The whole day, the tourist district had been filled with Nepalis, something I don't think occurs at any other time of the year. Christmas may lack religious significance to Nepal's Hindus, but it was a day off, and the most expensive and fancy clubs and restaurants in the entire country were all located in the main tourist area.

Most of my friends had left the country, so I went for a Christmas eve dinner with an Australian girl I had met in the lobby of the hotel. I don't think we ever spoke again, but the dinner of faux-Mexican food was good enough. Sitting on cushions on the floor, we were at one point given a platter of frozen "guacamole" - something the Australian girl immediately pointed out to the waiter. This being Nepal, though, the waiter was nonplussed, not realizing that guacamole was something that was not supposed to be frozen.

For Christmas dinner, I went out with the sort of people one often sees in Nepal - a brother and sister about to embark on another chapter of their lives. Over yak steaks (because the Hindu faith of the majority of Nepal's residents are forbidden beef), the two future doctors described, with medical precision, the perfect hangover cure.

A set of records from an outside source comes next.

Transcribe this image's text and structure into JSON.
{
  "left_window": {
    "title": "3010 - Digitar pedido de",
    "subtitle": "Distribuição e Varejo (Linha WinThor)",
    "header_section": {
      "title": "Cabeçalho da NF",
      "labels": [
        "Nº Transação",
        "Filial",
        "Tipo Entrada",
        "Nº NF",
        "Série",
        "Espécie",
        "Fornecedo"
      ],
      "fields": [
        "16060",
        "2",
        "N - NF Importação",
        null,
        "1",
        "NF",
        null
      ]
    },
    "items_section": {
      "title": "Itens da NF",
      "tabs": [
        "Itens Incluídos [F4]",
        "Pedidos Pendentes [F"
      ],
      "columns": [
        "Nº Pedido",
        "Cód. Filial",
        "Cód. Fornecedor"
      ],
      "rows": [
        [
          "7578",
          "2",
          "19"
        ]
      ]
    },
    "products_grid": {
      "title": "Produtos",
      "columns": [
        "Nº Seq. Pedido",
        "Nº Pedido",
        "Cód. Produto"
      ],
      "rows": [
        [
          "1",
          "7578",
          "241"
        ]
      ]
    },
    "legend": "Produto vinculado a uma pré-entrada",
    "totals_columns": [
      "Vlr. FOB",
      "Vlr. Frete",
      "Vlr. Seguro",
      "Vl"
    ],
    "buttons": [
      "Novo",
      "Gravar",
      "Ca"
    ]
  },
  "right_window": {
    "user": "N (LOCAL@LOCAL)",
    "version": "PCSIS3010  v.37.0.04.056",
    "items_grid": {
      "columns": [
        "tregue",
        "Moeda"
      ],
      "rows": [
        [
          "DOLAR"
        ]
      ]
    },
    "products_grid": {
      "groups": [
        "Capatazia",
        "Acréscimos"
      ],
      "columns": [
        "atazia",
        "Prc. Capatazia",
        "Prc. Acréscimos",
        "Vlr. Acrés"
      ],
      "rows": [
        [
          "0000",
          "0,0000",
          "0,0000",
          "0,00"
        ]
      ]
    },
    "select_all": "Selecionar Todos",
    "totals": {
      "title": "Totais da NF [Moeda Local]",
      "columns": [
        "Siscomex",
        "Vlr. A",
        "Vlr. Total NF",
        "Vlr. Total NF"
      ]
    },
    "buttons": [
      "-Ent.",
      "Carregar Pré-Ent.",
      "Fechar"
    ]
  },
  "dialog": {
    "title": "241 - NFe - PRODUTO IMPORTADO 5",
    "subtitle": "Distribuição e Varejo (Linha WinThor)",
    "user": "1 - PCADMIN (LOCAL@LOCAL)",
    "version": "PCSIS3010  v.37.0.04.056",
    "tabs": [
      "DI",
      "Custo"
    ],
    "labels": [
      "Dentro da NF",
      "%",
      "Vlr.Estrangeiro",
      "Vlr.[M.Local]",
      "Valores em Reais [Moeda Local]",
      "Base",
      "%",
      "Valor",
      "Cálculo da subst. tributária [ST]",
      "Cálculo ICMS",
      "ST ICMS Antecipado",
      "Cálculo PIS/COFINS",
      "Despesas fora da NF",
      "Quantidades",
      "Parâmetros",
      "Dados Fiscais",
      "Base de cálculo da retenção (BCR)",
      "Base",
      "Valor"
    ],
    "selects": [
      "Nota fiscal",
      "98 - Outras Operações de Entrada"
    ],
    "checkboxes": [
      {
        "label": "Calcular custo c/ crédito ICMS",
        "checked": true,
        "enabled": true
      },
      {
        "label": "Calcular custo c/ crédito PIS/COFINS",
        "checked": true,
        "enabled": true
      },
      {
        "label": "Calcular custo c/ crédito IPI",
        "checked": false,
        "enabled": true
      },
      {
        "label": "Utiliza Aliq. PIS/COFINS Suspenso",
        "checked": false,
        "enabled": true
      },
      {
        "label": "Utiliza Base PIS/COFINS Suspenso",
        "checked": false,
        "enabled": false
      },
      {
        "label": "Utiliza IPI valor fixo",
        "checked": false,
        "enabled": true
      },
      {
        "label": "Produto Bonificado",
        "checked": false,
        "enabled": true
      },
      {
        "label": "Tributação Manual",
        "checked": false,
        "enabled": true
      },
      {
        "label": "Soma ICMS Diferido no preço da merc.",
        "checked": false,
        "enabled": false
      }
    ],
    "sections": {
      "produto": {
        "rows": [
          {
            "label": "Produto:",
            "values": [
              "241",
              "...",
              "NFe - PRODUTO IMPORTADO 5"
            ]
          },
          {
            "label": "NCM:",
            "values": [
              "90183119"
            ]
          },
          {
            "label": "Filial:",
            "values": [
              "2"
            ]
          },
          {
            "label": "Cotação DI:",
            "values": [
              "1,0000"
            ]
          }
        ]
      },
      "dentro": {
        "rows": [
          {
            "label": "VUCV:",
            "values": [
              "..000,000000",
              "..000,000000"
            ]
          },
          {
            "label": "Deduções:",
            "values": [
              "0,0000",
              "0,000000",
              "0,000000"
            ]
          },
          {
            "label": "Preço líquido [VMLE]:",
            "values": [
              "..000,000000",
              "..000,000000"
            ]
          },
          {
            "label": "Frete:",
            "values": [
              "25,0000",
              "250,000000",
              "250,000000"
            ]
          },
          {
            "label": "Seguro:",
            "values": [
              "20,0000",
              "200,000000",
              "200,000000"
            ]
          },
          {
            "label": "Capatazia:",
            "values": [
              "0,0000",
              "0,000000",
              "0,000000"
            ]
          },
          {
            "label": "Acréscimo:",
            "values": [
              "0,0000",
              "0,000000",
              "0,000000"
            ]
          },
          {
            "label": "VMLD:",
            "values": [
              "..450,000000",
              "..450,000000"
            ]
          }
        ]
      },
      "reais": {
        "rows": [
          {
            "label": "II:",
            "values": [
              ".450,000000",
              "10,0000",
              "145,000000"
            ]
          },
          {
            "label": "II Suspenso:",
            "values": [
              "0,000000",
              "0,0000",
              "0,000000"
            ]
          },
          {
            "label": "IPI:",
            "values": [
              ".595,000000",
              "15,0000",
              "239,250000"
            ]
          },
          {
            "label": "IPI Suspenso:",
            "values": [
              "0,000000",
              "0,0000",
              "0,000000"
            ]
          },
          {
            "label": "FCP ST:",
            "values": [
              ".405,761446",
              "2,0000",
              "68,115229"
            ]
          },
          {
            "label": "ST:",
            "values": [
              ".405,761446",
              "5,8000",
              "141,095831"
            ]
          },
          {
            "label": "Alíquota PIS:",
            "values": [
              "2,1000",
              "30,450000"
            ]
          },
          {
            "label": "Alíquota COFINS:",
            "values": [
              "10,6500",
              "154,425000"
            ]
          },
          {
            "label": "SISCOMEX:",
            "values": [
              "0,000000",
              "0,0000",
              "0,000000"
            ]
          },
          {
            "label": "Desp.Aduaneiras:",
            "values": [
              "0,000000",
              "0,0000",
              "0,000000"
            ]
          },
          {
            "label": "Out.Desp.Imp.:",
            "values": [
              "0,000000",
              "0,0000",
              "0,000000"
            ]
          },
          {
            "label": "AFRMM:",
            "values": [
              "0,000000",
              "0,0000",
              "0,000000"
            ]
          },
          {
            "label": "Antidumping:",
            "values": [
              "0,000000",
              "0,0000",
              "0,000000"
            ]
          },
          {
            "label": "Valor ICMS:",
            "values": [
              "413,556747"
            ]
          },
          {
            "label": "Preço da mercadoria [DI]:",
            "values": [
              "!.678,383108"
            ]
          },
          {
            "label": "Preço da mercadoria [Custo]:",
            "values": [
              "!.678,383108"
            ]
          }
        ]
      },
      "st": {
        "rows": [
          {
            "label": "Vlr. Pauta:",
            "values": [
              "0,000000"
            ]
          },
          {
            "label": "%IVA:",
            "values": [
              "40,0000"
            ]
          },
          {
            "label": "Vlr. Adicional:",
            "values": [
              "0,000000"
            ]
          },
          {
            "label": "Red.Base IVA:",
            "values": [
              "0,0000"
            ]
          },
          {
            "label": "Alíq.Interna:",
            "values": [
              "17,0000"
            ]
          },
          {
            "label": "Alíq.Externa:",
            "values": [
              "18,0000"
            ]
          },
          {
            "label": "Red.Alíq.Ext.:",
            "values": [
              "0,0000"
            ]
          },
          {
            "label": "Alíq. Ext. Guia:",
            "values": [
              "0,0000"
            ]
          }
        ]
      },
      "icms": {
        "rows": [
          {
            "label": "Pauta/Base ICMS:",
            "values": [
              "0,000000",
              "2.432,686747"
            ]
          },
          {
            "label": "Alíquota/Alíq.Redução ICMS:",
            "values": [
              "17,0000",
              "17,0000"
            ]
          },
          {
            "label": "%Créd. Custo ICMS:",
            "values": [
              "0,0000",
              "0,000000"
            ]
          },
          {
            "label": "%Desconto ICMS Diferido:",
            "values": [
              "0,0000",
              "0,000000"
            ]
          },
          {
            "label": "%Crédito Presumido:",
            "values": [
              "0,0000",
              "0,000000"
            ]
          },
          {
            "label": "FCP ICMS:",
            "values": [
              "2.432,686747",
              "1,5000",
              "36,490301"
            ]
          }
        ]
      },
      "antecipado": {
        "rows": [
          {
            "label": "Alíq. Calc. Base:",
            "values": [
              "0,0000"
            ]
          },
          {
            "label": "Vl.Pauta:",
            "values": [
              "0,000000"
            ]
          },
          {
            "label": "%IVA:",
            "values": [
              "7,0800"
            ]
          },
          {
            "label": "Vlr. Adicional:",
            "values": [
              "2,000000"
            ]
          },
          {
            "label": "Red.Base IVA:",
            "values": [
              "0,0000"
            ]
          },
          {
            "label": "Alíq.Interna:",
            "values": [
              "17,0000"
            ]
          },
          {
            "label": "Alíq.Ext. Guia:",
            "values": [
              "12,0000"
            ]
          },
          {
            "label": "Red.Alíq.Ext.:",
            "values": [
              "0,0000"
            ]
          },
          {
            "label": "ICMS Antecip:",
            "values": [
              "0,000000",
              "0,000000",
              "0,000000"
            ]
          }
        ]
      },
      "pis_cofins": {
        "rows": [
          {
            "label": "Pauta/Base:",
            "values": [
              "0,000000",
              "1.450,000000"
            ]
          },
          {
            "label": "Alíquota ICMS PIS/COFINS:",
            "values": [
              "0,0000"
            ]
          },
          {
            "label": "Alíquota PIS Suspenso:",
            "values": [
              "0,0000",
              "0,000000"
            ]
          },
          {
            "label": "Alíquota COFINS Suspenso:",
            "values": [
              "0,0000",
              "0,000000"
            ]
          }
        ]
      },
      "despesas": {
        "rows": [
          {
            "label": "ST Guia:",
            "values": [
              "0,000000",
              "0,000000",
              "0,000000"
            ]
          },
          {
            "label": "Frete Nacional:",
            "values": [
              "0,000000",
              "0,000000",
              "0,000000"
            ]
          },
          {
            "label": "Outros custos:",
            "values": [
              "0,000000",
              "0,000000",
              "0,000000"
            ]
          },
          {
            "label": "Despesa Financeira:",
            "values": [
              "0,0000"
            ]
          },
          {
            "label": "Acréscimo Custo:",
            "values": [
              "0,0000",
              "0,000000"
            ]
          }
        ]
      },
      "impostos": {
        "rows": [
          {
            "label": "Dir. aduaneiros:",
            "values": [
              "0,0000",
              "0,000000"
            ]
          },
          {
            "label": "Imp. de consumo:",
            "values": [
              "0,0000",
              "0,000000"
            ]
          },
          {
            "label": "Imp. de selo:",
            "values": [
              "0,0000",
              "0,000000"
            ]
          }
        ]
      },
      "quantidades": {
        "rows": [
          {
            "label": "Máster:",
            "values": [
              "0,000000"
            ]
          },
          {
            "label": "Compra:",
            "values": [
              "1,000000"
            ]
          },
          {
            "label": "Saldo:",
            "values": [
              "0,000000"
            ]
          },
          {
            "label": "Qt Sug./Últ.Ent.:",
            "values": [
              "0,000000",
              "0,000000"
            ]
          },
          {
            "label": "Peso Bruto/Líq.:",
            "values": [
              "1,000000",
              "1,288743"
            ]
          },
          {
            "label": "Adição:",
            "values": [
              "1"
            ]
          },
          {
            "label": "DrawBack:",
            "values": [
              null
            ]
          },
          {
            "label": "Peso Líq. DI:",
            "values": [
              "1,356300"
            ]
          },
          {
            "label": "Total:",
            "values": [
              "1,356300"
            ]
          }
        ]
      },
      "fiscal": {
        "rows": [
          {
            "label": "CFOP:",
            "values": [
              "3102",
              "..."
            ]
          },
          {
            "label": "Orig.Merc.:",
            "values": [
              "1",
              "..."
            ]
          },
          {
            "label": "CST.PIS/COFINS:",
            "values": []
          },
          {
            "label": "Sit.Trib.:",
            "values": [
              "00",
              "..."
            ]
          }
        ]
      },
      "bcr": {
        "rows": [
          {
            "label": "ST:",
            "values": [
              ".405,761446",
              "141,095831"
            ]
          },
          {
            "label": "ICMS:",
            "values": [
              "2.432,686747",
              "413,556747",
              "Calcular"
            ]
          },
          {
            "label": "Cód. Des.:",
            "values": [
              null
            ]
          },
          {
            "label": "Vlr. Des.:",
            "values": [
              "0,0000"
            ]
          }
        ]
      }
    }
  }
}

After parting ways with the Aussie siblings, I made my way through crowded streets to meet up with a friend who had actually managed to live in Nepal. She and many of her friends were out, enjoying Korean food, and the night went late. I stumbled back to my hotel room at some ungodly hour, possibly with food poisoning.

More than anything, the experience was a sad one. Over the past month, I said goodbye to many friends, without much chance of meeting many more. And though I could hardly say my Christmas was traditional, it fit with the larger experience of travelling. In foreign countries, tourists are drawn to each other like magnets, quickly forming friendships that dissolve just as suddenly.

Perched at the back of a rickety bus, I would sometimes be overcome by feelings of absolute loneliness and emptiness, a feeling that comes from switching locations, cultures, religions and languages every few weeks. My Nepali Christmas gave me a reprieve from those feelings, and I see that as a small grace.